The lecture’s standard choice: THREADS_PER_BLOCK should be a multiple of 32 (warp size), up to 1024 threads per block.

Typical calculation:

BLOCKS_PER_GRID = ⌈N / THREADS_PER_BLOCK⌉

5.2 Kernel launch is asynchronous

The <<<...>>> launch returns before the kernel finishes. Use:

cudaDeviceSynchronize() explicitly, or
rely on a blocking cudaMemcpy back to host which implies synchronisation in the default stream.

6) Grid-stride loop (robust kernel structure)

6.1 Motivation

A “one thread per element” kernel tightly couples N and launch config, and it becomes fragile as N varies or grows; it also fails to embrace the “oversubscribe the GPU” strategy.

6.2 Pattern

Decouple N from launch config by looping inside the kernel:

stride = blockDim.x × gridDim.x

Each thread processes indices:

i = tid, tid + stride, tid + 2×stride, …

This is the default “production” shape for many CUDA kernels.

7) GPU memory hierarchy (what matters immediately)

7.1 Streaming Multiprocessors and memory types

An SM is the core execution unit; resources constrain how many blocks/threads can run concurrently. The lecture lists:

L2 cache (global, automatic)
Shared memory (fast R/W within a block)
Constant memory (fast read-only broadcast when accessed uniformly)
Registers (per-thread local variables)

7.2 Coalesced global memory access

Even though L2 caching is automatic, you must pay attention to coalescence: neighbouring threads in a warp should access neighbouring memory locations so hardware can combine requests efficiently.

The simple a[i] = a[i]*a[i] pattern is naturally coalesced; more complex access patterns (e.g., particle transport / irregular Monte Carlo) are harder to coalesce.

8) Shared memory (block-level cooperation)

8.1 What it is

Shared memory is:

Visible to threads within a block only
Lives for the lifetime of the block
Declared with __shared__ inside a kernel.

Synchronisation primitive:

__syncthreads() acts as a block barrier.

8.2 Example concept (from slides)

The lecture shows a (simplified) block-local accumulation using shared memory plus atomic operations, then a single thread writes result to global memory.

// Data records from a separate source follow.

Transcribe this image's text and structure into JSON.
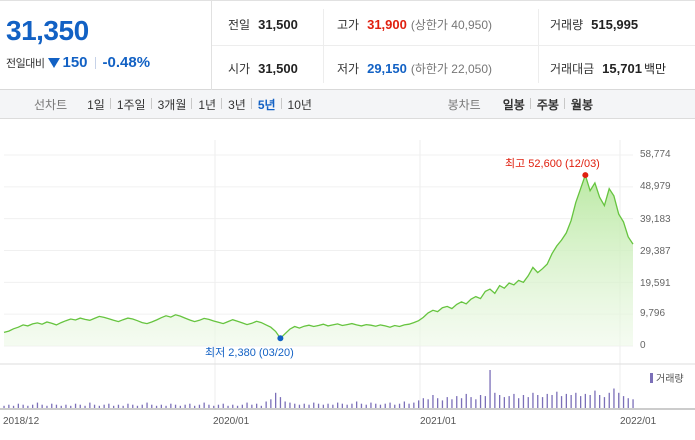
{
  "quote": {
    "price": "31,350",
    "change_label": "전일대비",
    "change_value": "150",
    "change_pct": "-0.48%",
    "stats": {
      "prev_close": {
        "label": "전일",
        "value": "31,500"
      },
      "high": {
        "label": "고가",
        "value": "31,900",
        "sub": "(상한가 40,950)"
      },
      "volume": {
        "label": "거래량",
        "value": "515,995"
      },
      "open": {
        "label": "시가",
        "value": "31,500"
      },
      "low": {
        "label": "저가",
        "value": "29,150",
        "sub": "(하한가 22,050)"
      },
      "amount": {
        "label": "거래대금",
        "value": "15,701",
        "unit": "백만"
      }
    },
    "up_color": "#e0200f",
    "down_color": "#1261c4"
  },
  "tabs": {
    "line_label": "선차트",
    "line_items": [
      "1일",
      "1주일",
      "3개월",
      "1년",
      "3년",
      "5년",
      "10년"
    ],
    "active_index": 5,
    "candle_label": "봉차트",
    "candle_items": [
      "일봉",
      "주봉",
      "월봉"
    ]
  },
  "chart_data": {
    "type": "area",
    "y_ticks": [
      "58,774",
      "48,979",
      "39,183",
      "29,387",
      "19,591",
      "9,796",
      "0"
    ],
    "ylim": [
      0,
      58774
    ],
    "x_ticks": [
      "2018/12",
      "2020/01",
      "2021/01",
      "2022/01"
    ],
    "high_annotation": "최고 52,600 (12/03)",
    "low_annotation": "최저 2,380 (03/20)",
    "series": [
      {
        "values": [
          4200,
          4600,
          5300,
          5800,
          6500,
          6200,
          6800,
          7100,
          6700,
          7400,
          7000,
          6500,
          7200,
          7800,
          8300,
          8000,
          8600,
          8200,
          7900,
          8500,
          9100,
          8800,
          8400,
          7900,
          7500,
          8100,
          8600,
          8300,
          7800,
          7200,
          6900,
          7400,
          8000,
          8700,
          9300,
          8900,
          9600,
          9200,
          8600,
          8000,
          7500,
          7900,
          8500,
          8200,
          7700,
          7300,
          6900,
          7500,
          8100,
          7600,
          7100,
          6600,
          7000,
          7600,
          7200,
          6500,
          5800,
          4500,
          2380,
          3800,
          5200,
          6000,
          5500,
          6100,
          6400,
          6000,
          6300,
          6700,
          6200,
          6500,
          6800,
          6300,
          6600,
          6900,
          6500,
          6200,
          6600,
          6400,
          6100,
          6500,
          6200,
          5800,
          6300,
          6000,
          6500,
          6700,
          7200,
          7800,
          8800,
          10200,
          11000,
          10600,
          11800,
          12200,
          11500,
          12800,
          13600,
          13000,
          14400,
          15200,
          14600,
          16800,
          17500,
          16200,
          18600,
          17800,
          19400,
          18800,
          20200,
          19600,
          21600,
          24200,
          22600,
          23800,
          25200,
          28400,
          30800,
          32600,
          34800,
          38600,
          44200,
          48400,
          52600,
          47800,
          50200,
          45800,
          43200,
          48400,
          46200,
          40600,
          38200,
          33600,
          31350
        ],
        "color": "#66c43f"
      }
    ],
    "volume": {
      "values": [
        2,
        3,
        2,
        4,
        3,
        2,
        3,
        5,
        3,
        2,
        4,
        3,
        2,
        3,
        2,
        4,
        3,
        2,
        5,
        3,
        2,
        3,
        4,
        2,
        3,
        2,
        4,
        3,
        2,
        3,
        5,
        3,
        2,
        3,
        2,
        4,
        3,
        2,
        3,
        4,
        2,
        3,
        5,
        3,
        2,
        3,
        4,
        2,
        3,
        2,
        3,
        5,
        3,
        4,
        2,
        6,
        8,
        14,
        10,
        6,
        5,
        4,
        3,
        4,
        3,
        5,
        4,
        3,
        4,
        3,
        5,
        4,
        3,
        4,
        6,
        4,
        3,
        5,
        4,
        3,
        4,
        5,
        3,
        4,
        6,
        4,
        5,
        7,
        9,
        8,
        12,
        9,
        7,
        10,
        8,
        11,
        9,
        13,
        10,
        8,
        12,
        11,
        35,
        14,
        12,
        10,
        11,
        13,
        9,
        12,
        10,
        14,
        12,
        10,
        13,
        12,
        15,
        11,
        13,
        12,
        14,
        11,
        13,
        12,
        16,
        12,
        10,
        14,
        18,
        14,
        11,
        9,
        8
      ],
      "label": "거래량",
      "color": "#7b6fb8"
    }
  }
}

Key takeaway: shared memory is where you implement cooperation and reuse within a block to reduce expensive global memory traffic.

9) Constant memory (read-only broadcast)

9.1 Properties

Constant memory:

Declared at file scope with __constant__
Initialised from host via cudaMemcpyToSymbol()
Small (64KB per translation unit per slides)
Fast only when threads in a warp read the same address at the same time (broadcast)

The lecture’s example is a small convolution/filter where all threads reuse the same weights array.

10) Compiling CUDA code (tooling reality)

CUDA source usually uses .cu and is compiled with nvcc. The lecture shows:

nvcc -arch=sm_86 cuda_sq.cu -o cuda_sq

The architecture flag selects the GPU compute capability target, influencing available features and instruction set.

Summary

CUDA uses hierarchical SIMT: grid → blocks → threads; hardware executes warps of 32 threads in lockstep. Divergence within a warp can serialise branches and hurt performance.
CUDA programs follow a host-controlled pipeline: allocate → copy H→D → launch kernel (async) → copy D→H (sync) → free.
Kernel launch configuration should be thought of as “give the GPU enough threads” (oversubscribe), not “exactly one thread per element”; the grid-stride loop is the robust idiom.
Performance is dominated by memory behaviour: aim for coalesced access; use shared memory for intra-block reuse; use constant memory for read-only broadcast patterns.

PX457 Implementation Checklist (C/CUDA)

Implement square() twice: (i) single-pass tid < N, (ii) grid-stride; test varying (N) without changing launch config.
Add a branch in the kernel that depends on tid parity; time it and explain in terms of warp divergence (SIMT).
Create a kernel that reads a[perm[tid]] (indirect addressing) and compare to contiguous access; interpret via coalescence.
Implement a small stencil/filter with weights stored in constant memory (__constant__ + cudaMemcpyToSymbol) and explain why it can be fast when warp accesses are uniform.
Use cudaDeviceSynchronize() deliberately to separate kernel time from transfer time; comment on which operations are synchronous vs asynchronous.